Apresentamos nesta quarta-feira, 20 de maio, denúncia ao Ministério Público do Estado da Bahia (MPBA) e ao Tribunal de Contas dos Municípios da Bahia (TCMBA) sobre irregularidades no vínculo funcional de uma servidora pública do município de Acajutiba-BA, ocupante do cargo de Enfermeira Temporária com carga horária de 40 horas semanais.
A denúncia aponta que, nos sistemas públicos de transparência do TCMBA, a data de admissão da servidora está em branco em todas as competências consultadas — de maio de 2024 a dezembro de 2025, totalizando ao menos 24 meses consecutivos sem essa informação. A omissão impede qualquer verificação sobre se o vínculo foi regularmente constituído, se houve processo seletivo válido e se os contratos foram renovados dentro dos limites legais.

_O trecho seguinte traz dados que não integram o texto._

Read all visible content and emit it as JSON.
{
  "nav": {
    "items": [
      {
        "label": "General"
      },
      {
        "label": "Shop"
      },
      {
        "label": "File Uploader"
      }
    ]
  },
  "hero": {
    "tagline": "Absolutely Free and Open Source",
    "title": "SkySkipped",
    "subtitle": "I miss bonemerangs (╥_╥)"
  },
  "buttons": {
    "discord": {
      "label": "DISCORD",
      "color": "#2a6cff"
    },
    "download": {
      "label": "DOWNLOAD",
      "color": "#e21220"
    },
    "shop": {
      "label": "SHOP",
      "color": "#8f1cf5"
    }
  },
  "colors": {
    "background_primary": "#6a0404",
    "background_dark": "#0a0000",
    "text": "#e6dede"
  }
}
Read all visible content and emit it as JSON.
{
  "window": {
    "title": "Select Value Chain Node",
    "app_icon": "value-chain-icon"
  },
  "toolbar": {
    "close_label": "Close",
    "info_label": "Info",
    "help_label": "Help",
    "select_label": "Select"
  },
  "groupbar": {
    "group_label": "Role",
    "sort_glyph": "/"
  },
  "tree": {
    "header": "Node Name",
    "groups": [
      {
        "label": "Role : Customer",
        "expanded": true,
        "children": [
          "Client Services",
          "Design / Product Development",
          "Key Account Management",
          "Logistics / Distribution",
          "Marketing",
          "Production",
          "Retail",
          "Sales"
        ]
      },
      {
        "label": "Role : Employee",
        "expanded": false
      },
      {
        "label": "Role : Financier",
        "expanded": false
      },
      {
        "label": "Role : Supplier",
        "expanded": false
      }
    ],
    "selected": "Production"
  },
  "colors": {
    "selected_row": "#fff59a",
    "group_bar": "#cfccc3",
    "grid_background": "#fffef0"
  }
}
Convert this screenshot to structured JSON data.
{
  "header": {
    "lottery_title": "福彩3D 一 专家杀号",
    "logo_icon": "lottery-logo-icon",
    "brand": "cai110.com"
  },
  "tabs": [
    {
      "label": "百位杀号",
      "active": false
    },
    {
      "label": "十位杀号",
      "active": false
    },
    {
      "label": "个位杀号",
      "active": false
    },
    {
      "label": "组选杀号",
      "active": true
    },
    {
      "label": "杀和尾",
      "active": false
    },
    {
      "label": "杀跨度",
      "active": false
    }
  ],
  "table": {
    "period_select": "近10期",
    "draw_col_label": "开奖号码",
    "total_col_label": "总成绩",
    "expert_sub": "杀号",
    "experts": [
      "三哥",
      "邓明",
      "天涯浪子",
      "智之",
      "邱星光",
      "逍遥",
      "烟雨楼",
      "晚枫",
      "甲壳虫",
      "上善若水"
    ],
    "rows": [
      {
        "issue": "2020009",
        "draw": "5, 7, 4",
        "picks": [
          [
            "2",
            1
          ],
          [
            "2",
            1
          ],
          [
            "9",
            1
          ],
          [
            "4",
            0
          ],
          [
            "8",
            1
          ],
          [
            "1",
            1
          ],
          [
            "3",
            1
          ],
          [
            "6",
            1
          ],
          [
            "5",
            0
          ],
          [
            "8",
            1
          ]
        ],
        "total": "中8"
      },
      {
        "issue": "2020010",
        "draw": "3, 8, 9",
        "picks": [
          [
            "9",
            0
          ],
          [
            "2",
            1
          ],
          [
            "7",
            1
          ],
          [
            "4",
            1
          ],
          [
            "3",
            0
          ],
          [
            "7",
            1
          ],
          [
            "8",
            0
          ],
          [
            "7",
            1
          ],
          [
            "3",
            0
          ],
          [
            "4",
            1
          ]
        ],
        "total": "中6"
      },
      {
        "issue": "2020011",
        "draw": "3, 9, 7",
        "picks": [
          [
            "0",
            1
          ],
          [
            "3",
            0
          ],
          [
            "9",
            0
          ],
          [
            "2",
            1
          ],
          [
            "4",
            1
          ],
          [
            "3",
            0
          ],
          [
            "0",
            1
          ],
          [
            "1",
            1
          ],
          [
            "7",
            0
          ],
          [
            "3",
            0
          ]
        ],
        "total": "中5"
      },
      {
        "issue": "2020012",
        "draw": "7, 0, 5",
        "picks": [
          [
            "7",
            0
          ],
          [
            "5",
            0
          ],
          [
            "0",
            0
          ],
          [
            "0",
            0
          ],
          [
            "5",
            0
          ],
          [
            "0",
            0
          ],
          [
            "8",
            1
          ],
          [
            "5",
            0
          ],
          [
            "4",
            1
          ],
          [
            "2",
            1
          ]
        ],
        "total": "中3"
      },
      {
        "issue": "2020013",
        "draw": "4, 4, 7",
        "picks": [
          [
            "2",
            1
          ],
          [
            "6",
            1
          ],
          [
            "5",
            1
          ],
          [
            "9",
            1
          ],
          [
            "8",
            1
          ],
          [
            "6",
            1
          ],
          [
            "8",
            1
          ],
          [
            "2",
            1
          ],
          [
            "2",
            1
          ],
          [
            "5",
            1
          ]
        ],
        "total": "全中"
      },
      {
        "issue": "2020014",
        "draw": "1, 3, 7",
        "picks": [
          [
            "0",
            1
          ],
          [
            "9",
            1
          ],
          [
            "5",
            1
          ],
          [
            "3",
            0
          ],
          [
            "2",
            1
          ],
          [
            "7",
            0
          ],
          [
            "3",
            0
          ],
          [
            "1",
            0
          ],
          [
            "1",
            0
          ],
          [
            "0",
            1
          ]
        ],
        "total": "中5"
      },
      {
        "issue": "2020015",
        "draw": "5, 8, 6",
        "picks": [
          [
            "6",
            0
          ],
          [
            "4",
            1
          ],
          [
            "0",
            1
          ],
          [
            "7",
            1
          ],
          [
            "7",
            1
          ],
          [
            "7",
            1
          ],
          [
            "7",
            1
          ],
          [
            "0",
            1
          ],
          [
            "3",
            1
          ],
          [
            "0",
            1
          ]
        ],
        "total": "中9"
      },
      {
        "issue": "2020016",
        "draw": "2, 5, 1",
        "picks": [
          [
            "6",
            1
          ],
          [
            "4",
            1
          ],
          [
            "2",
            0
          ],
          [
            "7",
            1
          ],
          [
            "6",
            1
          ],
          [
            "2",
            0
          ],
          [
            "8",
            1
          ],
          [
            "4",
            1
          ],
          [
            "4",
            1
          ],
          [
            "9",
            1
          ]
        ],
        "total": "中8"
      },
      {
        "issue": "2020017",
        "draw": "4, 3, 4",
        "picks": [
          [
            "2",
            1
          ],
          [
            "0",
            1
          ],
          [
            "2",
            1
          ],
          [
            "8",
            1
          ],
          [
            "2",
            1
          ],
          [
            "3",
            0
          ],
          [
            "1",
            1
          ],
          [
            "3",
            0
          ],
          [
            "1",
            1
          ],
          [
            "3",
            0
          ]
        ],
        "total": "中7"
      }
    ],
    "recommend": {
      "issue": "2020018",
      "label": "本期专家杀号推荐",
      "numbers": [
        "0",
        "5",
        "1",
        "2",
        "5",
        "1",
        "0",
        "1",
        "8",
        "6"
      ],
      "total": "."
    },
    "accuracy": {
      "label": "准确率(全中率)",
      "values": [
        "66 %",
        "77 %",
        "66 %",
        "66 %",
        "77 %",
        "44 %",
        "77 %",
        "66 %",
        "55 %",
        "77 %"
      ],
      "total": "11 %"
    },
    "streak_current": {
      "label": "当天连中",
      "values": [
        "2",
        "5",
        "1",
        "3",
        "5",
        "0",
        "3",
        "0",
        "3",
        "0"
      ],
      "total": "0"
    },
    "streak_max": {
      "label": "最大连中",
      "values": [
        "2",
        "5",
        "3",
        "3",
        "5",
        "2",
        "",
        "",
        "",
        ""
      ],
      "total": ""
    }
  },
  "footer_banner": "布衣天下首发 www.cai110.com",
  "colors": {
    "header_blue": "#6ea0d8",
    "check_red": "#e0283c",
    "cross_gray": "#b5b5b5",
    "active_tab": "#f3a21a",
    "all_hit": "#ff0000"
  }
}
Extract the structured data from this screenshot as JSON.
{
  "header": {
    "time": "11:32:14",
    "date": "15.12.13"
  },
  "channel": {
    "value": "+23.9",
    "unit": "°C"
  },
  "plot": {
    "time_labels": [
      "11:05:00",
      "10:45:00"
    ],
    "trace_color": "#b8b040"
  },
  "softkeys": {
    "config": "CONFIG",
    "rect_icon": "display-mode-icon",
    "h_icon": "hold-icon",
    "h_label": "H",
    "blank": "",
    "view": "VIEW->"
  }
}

Além disso, a servidora aparece em múltiplas folhas de pagamento dentro de um mesmo mês — identificadas por numerações distintas —, o que pode indicar pagamentos fracionados sem justificativa legal declarada. Soma-se a isso a troca de matrícula funcional entre os exercícios de 2024 e 2025, sem qualquer registro público que explique a alteração.
A denúncia responsabiliza os dois gestores municipais que estiveram à frente da prefeitura nos períodos apurados — o ex-prefeito e o atual prefeito —, por negligência reiterada no cumprimento das obrigações de transparência perante o Tribunal de Contas.
O caso ganha contornos ainda mais graves diante de dados extraídos do portal de Transparência do Governo Federal: a servidora figura como beneficiária do programa Novo Bolsa Família, com parcelas mensais recebidas de forma ininterrupta desde março de 2023, somando mais de R$ 14 mil em transferências de renda. O cadastro do benefício está vinculado a um município diferente daquele em que ela possui vínculo empregatício formal — situação que pode ter sido usada para evitar o cruzamento automático de dados entre o CadÚnico e a folha de pagamento da prefeitura. O salário registrado para o cargo supera amplamente o limite de renda per capita exigido para elegibilidade ao programa.
Diante dos indícios, foi requerida a instauração de inquérito civil para apuração de improbidade administrativa, a responsabilização dos gestores envolvidos, investigação criminal sobre a possível existência de servidor fantasma e o encaminhamento dos elementos ao Ministério Público Federal para apuração da fraude no benefício social.